Le Chien qui porte à son cou le dîné de son maître
Nous n’avons pas les yeux à l’épreuve des belles,
Ni les mains à celle de l’or :
Peu de gens gardent un trésor
Avec des soins assez fidèles.
Certain Chien, qui portait la pitance au logis,
S’était fait un collier du dîné de son maître.
Il était tempérant plus qu’il n’eût voulu l’être
Quand il voyait un mets exquis :
Mais enfin il l’était et tous tant que nous sommes
Nous nous laissons tenter à l’approche des biens.
Chose étrange ! on apprend la tempérance aux chiens,
Et l’on ne peut l’apprendre aux hommes.
Ce Chien-ci donc étant de la sorte atourné,
Un mâtin passe, et veut lui prendre le dîné.
Il n’en eut pas toute la joie
Qu’il espérait d’abord : le Chien mit bas la proie,
Pour la défendre mieux n’en étant plus chargé.
Grand combat : D’autres chiens arrivent ;
Ils étaient de ceux-là qui vivent
Sur le public, et craignent peu les coups.
Notre Chien se voyant trop faible contre eux tous,
Et que la chair courait un danger manifeste,
Voulut avoir sa part ; Et lui sage : il leur dit :
Point de courroux, Messieurs, mon lopin me suffit :
Faites votre profit du reste.
A ces mots le premier il vous happe un morceau.
Et chacun de tirer, le mâtin, la canaille ;
A qui mieux mieux ; ils firent tous ripaille ;
Chacun d’eux eut part au gâteau.
Je crois voir en ceci l’image d’une Ville,
Où l’on met les deniers à la merci des gens.
Echevins, Prévôt des Marchands,
Tout fait sa main : le plus habile
Donne aux autres l’exemple ; Et c’est un passe-temps
De leur voir nettoyer un monceau de pistoles.
Si quelque scrupuleux par des raisons frivoles
Veut défendre l’argent, et dit le moindre mot,
On lui fait voir qu’il est un sot.
Il n’a pas de peine à se rendre :
C’est bientôt le premier à prendre.
Autre analyse:
fable analyse et commentée par Chamfort – 1796.
V. 1. Nous n’avons pas les yeux à l’épreuve des belles.
Lamotte , fabuliste très-inférieur à La Fontaine, a rapproché ces deux idées dans un vers fort heureux.
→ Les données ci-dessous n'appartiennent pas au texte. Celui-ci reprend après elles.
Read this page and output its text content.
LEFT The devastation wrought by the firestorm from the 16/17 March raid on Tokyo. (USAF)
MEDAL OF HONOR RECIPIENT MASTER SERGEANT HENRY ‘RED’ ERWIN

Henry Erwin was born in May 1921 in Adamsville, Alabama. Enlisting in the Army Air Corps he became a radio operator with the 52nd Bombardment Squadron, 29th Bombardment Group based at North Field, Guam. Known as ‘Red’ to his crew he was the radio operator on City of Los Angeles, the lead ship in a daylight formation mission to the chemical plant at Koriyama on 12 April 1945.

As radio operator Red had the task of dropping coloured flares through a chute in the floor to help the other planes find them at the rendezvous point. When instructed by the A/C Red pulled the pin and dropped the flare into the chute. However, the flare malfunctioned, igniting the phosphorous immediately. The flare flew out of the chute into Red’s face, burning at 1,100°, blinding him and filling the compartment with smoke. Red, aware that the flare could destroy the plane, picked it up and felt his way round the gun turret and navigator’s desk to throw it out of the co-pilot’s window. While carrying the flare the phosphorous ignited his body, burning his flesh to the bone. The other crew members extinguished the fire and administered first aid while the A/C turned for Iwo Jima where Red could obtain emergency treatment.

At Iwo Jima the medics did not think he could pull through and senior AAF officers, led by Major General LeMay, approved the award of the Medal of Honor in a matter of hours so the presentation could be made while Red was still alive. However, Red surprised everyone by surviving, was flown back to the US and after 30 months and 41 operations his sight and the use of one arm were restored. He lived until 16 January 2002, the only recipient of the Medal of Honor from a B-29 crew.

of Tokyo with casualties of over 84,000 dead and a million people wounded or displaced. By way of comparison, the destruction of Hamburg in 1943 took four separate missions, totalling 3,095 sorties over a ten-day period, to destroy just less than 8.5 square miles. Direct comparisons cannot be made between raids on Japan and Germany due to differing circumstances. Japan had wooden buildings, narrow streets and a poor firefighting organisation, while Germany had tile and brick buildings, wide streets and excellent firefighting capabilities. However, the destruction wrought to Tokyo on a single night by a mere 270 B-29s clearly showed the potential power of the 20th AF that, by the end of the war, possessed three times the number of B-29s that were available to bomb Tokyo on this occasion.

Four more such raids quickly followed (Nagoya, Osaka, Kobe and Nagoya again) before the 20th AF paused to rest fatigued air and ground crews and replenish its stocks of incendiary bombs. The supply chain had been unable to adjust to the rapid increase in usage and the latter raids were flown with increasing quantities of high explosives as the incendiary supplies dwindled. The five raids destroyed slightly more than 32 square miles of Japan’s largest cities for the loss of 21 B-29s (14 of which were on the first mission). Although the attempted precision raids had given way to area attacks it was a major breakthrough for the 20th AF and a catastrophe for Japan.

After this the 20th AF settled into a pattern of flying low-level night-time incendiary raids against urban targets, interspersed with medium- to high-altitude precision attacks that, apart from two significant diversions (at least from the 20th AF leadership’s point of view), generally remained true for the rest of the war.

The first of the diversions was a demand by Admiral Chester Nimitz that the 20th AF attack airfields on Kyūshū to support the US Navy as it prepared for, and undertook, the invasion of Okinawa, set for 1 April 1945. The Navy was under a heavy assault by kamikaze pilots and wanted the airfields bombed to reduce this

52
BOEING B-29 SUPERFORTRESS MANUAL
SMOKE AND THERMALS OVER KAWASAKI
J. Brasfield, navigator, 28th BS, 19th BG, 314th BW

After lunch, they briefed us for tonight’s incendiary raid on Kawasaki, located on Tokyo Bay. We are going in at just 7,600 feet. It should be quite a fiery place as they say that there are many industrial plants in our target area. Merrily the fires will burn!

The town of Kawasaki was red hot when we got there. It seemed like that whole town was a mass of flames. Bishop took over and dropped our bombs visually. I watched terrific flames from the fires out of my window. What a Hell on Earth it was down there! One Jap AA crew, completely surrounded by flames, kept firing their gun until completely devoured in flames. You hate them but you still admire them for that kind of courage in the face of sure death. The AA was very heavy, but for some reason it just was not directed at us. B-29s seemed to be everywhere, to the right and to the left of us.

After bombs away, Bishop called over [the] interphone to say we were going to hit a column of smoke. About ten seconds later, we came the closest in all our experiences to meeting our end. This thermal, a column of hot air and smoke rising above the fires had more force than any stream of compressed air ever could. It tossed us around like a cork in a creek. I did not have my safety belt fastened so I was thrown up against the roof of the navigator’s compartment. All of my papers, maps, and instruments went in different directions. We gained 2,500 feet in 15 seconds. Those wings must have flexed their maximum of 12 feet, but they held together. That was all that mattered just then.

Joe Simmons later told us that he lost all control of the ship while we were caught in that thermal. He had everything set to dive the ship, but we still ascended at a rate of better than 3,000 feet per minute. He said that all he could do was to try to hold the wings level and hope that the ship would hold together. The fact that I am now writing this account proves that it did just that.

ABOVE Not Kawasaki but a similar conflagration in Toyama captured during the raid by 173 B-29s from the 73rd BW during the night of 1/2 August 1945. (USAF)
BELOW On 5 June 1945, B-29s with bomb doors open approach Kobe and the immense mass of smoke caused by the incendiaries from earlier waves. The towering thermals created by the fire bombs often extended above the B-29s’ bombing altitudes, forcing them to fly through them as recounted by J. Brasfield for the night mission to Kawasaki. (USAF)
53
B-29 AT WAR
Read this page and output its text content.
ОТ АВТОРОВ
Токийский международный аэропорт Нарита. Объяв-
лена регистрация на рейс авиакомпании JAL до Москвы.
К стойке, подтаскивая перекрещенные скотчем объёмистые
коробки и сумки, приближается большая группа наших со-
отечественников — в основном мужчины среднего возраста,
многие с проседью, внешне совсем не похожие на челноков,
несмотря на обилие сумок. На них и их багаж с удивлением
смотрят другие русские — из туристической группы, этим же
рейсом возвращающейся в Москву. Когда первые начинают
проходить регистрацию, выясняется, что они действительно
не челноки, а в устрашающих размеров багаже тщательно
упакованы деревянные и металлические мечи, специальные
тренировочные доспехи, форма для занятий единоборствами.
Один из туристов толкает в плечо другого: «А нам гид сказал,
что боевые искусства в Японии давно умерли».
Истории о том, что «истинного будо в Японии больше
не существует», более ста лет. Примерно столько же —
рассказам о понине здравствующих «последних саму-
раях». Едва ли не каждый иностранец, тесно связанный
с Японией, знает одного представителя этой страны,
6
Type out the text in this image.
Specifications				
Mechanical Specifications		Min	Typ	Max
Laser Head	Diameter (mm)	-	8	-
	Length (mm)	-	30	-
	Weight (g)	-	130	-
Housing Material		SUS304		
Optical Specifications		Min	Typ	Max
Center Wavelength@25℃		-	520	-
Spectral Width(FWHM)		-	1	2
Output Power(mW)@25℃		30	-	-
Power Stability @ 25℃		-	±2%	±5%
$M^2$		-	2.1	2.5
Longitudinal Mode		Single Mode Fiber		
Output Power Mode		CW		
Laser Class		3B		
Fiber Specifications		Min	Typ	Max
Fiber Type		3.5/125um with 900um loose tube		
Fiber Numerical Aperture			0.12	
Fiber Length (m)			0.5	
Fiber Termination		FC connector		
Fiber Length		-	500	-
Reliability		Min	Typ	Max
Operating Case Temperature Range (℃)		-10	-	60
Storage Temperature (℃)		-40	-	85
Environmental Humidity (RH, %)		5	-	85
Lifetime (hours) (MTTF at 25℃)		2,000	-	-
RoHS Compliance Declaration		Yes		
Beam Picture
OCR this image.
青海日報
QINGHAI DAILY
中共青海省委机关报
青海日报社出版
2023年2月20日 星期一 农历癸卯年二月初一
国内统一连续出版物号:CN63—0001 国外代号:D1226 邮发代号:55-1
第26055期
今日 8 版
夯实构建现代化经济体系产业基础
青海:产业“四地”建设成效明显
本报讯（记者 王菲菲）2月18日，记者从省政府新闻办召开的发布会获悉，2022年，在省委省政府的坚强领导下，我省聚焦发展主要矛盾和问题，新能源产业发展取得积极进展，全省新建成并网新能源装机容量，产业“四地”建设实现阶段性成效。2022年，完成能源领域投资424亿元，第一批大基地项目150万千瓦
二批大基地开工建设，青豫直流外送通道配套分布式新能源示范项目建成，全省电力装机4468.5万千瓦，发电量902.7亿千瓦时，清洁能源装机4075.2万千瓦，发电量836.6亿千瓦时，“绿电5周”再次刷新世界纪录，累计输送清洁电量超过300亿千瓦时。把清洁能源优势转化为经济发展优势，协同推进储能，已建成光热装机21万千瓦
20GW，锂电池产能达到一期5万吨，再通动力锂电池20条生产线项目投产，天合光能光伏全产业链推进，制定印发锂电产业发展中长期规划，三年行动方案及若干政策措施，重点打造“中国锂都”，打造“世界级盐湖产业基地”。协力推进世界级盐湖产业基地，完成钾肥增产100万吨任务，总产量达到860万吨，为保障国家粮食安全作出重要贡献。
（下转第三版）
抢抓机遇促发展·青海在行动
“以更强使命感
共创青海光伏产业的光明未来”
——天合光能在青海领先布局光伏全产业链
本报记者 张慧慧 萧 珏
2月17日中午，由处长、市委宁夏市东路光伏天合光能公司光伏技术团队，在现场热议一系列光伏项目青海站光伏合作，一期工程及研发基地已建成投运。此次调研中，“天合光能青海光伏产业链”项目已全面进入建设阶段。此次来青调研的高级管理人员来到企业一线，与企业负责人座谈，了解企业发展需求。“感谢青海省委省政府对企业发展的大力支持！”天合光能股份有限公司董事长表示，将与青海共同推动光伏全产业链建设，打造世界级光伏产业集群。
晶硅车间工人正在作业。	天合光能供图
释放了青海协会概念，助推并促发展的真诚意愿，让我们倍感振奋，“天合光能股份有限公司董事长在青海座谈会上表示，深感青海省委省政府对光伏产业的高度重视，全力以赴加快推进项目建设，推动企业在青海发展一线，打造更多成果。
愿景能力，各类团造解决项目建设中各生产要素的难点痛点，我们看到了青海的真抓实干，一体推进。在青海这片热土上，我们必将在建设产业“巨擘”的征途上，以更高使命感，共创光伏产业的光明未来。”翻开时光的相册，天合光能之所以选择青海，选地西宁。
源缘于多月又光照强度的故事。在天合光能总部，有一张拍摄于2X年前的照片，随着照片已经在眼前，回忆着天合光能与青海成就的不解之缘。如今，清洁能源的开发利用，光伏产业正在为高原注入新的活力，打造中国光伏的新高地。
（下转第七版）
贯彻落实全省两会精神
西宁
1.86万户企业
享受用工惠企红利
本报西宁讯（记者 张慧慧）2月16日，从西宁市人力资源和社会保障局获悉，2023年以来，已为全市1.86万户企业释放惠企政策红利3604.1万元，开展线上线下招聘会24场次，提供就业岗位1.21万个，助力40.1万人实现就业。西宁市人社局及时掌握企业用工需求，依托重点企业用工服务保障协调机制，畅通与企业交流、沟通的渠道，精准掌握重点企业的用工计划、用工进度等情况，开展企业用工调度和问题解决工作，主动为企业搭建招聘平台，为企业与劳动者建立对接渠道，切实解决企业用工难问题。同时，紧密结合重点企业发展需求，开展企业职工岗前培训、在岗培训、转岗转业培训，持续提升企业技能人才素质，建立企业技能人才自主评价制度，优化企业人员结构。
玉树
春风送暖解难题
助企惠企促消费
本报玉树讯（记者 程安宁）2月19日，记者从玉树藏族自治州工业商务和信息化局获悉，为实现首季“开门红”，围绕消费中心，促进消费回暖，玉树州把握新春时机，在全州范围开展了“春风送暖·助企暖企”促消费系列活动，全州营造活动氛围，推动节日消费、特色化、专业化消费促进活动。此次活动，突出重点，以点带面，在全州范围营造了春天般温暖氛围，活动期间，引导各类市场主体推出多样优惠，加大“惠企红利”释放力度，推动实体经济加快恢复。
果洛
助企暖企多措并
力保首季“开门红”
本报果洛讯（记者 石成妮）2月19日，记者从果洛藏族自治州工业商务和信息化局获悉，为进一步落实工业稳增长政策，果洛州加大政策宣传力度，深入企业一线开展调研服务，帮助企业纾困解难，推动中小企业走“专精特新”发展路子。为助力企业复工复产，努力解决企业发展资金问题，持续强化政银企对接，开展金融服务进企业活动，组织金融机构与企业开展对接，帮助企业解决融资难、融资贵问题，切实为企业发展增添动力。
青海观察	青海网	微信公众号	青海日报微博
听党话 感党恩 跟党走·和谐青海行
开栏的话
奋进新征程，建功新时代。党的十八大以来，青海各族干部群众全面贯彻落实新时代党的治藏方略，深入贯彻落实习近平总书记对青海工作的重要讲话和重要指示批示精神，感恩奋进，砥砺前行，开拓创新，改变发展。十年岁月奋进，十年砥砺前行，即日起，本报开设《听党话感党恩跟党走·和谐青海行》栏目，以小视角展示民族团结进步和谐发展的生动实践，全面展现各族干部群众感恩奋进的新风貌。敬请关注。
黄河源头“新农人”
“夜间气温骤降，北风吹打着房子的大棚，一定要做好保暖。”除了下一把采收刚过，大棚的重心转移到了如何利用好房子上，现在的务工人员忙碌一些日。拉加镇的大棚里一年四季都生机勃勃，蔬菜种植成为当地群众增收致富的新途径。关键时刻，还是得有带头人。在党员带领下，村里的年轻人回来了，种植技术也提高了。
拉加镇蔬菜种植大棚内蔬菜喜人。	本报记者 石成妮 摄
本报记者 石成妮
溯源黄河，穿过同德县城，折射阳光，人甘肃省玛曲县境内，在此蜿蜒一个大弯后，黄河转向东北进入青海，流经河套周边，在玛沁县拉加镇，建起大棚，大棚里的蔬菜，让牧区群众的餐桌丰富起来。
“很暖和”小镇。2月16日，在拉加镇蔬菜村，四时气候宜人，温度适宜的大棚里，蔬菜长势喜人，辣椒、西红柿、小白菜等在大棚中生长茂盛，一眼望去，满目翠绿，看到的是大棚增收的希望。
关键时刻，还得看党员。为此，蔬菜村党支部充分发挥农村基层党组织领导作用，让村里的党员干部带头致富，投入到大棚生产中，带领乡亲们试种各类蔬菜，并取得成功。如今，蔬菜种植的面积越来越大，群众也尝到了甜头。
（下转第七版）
Il dit que les juges ont très-souvent…
Pour les présents des mains, pour les belles des yeux.
V. 6. S’était fait un collier, etc. . . .
Précision très-heureuse et qui fait peinture.
V. 7.Il était tempérant plus qu’il n’eut voulu l’être.
Vers très-plaisant, qui exprime à merveille le combat entre l’appétit du chien , et la victoire que son éducation le force à remporter sur lui-même.
V. 25…..Et, lui sage, il leur dit :
Il est difficile de blâmer la conduite de ce chien ; cependant comme il est, dans cette fable, le représentant, d’un échevin ou d’un prévôt des marchands, La Fontaine n’aurait pas dû lui donner l’épithète de sage. Il a l’air d’approuver par ce mot ce voleur qui suit l’exemple des autres : proposition insoutenable en morale. Mais l’échevin doit dire : Messieurs, volez tant qu’il vous plaira, je ne puis l’empêcher, je me retire: Mais d’où vient le même fait offre-t-il un résultat moral si différent, quant au chien et quant à l’échevin ? La cause de cette différence vient de ce que le chien n’étant pas obligé d’être moral, en admire son instinct dont il fait ici un très-bon usage. Mais l’homme étant obligé de mettre la moralité dans toutes ses actions, il cesse , lorsqu’elles n’en ont pas, de faire un bon usage de sa raison.
Études sur les fables de La Fontaine, P. Louis Solvet – 1812.
Régnier, 1ere. partie, fab. 17.
V. 1. Nous n’avons pas les yeux à l’épreuve des belles,
Ni les mains à celle de l’or.
……….Car qui hait les présents?
Tous les humains en sont friands.
Maudit amour des dons, que ne fais-tu pas faire!
Autant de vers naturels, pris chez notre poète , qui semblent découler les uns des autres, et qui, dans toute autre circonstance, sembleroient ajouter nécessairement à sa pensée.
La Motte, poète très-inférieur à La Fontaine, a rapproché les deux idées que présentent les deux vers cités ci-dessus, dans un vers fort heureux : il dit que les juges ont très-souvent
Pour les présents, des mains; pour les belles, des yeux.
(Ch.)
V.6. S’étoit fait un collier………….
Précision très-heureuse, et qui fait peinture.